FORGIVENESS IS NOT ONLY A FEELING
If you are waiting until the feeling to forgive comes upon you, it could take a while to occur. Forgiveness should be an act of obedience to God because we trust him and believe he has our best interest at heart. God knows that hanging on to revenge, anger, and rage can destroy us spiritually, emotionally and physically. Christ paid too much for his Beloved ones to have them a slave to anything, much less hatred. He wants his children free. And a person is never free when weighed down with the ball and chain of bitterness. When the cold shackles of revenge are tightly clasped around our wrists, it’s impossible to lift our hands in praise to Him.

FORGIVENESS IS NOT PRETENDING YOU WEREN’T HURT
Walking around with a painted-on smile when you are emotionally dying inside is not forgiveness. In scripture we never see Jesus pretend. When he is sad, he cries (John 11:35). When he is angry, he turns over the tables in the temple (John 2:15-16). When he is lonely, he cries to his Daddy (Matthew 26:39). Christianity is not about denying a wound caused by another. Someone has betrayed your trust, damaged your soul, or caused a loss. You are justified in recognizing the hurt instigated by another’s sinful or poor choices.

FORGIVENESS IS NOT SAYING WHAT THE PERSON DID WAS OKAY
Many people reject forgiveness because it feels as though the wrongdoer is getting away with the offense. Our human nature wants the person who hurt us to suffer. Forgiveness isn’t ignoring what the person did, or pretending they are wonderful.

FORGIVENESS IS NOT RELIEVING THE PERSON OF RESPONSIBILITY
A person isn’t necessarily “off the hook” from his or her responsibilities just because you choose to forgive. For example, a wife may be forgiven for placing the family in financial ruin with debt, but she should still be responsible for making payments. A former husband may be forgiven for destroying his marriage with an affair, but he should be paying child support. Forgiveness doesn’t eradicate responsibility.

Forgiveness is often not a one time event. Those who are closest to us may hurt us repeatedly, requiring us to learn how to forgive multiple times.

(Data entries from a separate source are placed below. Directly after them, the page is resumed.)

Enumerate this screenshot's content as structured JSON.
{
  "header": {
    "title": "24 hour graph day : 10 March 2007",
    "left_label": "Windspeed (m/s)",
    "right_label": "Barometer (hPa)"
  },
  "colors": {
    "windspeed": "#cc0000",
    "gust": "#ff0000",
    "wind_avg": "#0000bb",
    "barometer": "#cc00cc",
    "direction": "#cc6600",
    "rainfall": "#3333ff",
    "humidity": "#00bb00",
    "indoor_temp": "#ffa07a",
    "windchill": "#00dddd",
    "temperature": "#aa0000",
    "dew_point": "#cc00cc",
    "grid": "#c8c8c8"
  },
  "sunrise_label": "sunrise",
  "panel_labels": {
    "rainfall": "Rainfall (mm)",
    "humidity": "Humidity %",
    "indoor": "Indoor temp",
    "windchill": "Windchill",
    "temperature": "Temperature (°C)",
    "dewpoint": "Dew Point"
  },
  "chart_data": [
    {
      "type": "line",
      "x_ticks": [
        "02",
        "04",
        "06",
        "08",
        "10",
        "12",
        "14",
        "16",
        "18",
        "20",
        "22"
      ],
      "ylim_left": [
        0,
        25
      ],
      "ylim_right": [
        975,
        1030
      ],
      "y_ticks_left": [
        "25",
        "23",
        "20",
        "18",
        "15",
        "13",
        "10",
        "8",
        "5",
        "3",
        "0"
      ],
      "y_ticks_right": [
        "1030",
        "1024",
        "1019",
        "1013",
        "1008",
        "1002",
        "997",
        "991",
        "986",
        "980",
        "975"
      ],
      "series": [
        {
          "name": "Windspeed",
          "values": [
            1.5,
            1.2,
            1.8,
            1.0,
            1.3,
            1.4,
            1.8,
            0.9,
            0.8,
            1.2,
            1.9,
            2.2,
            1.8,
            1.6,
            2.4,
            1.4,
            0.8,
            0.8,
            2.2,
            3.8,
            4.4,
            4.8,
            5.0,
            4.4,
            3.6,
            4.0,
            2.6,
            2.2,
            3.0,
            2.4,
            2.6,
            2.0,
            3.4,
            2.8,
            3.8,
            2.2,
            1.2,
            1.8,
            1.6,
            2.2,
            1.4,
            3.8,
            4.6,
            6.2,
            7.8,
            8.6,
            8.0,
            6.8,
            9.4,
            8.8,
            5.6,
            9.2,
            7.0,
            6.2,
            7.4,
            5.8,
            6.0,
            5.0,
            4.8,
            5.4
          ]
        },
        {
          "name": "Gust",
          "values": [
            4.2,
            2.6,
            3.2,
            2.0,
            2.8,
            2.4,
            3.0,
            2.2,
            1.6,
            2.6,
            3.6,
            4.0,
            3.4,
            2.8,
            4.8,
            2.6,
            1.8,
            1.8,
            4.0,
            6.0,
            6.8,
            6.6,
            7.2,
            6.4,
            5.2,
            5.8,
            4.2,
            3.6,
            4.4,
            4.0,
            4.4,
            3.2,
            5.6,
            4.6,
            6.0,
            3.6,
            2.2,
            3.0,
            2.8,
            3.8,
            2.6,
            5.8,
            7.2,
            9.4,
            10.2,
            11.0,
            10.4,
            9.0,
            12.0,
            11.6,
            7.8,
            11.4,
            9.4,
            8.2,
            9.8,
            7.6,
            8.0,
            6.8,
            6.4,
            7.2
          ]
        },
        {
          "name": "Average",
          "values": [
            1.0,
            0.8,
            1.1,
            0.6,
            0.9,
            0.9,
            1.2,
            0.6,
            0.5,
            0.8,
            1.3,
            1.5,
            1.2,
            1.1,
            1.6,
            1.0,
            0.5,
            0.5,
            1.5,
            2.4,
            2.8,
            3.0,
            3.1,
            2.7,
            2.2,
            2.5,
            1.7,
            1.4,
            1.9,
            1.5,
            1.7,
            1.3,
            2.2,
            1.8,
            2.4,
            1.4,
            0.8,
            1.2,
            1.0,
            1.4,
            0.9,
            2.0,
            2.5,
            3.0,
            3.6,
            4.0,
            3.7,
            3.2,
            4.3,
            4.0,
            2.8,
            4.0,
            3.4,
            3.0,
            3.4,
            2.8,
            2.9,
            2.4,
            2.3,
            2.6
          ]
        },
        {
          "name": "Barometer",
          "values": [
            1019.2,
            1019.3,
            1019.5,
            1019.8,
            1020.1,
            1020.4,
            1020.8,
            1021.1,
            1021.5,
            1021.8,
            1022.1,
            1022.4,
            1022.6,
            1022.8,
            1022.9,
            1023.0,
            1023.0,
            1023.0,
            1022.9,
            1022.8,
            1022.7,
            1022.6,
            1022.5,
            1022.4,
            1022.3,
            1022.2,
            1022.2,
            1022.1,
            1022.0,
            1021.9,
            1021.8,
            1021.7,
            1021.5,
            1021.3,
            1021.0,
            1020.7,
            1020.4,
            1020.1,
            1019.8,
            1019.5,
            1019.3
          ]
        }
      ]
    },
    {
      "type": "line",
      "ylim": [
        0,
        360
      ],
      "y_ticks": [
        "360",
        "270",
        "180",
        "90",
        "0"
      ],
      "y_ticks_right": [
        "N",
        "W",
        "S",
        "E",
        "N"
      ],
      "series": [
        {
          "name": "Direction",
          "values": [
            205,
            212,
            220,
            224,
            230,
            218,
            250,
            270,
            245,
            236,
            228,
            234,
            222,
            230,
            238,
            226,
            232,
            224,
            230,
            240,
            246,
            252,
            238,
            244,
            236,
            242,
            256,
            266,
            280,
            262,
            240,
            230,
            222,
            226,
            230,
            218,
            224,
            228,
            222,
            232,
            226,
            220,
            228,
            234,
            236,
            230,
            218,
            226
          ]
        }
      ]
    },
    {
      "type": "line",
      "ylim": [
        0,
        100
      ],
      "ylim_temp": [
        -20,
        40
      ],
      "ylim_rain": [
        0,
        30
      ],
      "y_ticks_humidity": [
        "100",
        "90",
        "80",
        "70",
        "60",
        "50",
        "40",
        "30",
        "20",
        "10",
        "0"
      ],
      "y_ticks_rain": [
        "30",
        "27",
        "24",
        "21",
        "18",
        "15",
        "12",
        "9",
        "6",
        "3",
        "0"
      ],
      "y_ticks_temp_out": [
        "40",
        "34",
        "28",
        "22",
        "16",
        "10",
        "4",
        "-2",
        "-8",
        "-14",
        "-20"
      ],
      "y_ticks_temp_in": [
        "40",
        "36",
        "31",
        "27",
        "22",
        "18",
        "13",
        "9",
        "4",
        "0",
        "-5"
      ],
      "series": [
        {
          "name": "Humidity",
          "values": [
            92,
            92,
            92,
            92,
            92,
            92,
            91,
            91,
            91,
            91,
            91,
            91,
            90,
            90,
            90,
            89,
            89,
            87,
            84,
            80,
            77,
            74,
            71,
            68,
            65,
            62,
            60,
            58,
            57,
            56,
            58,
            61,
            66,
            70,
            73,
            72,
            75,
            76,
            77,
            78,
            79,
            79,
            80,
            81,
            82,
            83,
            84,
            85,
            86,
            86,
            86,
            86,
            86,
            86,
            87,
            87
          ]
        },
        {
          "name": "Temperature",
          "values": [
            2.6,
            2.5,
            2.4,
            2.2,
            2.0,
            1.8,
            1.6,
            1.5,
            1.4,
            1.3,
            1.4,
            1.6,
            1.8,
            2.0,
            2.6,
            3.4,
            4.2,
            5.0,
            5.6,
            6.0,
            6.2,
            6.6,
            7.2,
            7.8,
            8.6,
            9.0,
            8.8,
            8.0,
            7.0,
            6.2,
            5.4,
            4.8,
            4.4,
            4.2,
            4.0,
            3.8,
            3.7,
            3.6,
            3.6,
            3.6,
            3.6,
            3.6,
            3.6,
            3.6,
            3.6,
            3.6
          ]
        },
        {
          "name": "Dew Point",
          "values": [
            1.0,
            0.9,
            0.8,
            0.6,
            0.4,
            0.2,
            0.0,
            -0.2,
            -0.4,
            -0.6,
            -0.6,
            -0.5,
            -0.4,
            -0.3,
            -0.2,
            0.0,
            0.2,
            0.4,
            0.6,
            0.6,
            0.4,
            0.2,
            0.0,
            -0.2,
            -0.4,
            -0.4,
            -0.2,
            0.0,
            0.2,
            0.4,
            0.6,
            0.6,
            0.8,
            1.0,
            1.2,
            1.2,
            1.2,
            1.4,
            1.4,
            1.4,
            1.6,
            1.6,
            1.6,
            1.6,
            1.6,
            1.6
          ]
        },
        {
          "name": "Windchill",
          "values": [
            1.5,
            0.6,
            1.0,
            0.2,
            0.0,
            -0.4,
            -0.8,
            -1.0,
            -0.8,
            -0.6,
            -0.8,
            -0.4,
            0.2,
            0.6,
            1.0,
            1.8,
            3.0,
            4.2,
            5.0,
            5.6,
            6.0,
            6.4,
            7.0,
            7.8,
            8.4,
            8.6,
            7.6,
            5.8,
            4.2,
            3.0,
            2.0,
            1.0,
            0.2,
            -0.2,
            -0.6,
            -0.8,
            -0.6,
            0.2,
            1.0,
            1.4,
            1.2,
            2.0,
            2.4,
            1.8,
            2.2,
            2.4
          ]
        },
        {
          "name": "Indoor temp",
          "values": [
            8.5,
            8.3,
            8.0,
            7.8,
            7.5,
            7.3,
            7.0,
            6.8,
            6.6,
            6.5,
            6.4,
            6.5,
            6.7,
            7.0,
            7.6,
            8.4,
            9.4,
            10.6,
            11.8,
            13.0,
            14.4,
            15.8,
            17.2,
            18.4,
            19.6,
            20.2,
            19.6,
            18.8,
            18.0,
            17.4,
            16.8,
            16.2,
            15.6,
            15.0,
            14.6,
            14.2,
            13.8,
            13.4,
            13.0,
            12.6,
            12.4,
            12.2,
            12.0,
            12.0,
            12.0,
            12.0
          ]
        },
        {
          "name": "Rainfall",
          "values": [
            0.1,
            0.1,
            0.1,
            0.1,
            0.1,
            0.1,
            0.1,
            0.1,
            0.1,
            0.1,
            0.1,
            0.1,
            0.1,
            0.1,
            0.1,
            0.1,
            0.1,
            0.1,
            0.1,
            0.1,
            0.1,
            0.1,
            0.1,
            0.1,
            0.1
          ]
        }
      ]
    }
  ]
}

The best way to take a step toward forgiveness is to admit that you need to forgive. Be honest with the Lord, no matter how angry you are. Ask him to reveal any distorted or unhealthy thinking you may have about forgiveness. God is more than willing to teach you how to surrender every hurt and rejection to him so that it produces wholeness. If you desire forgiveness for your sins the Bible states that you need to forgive (Matthew 6:14-15). And that often begins with discovering the difference between what forgiveness is, and what it is not.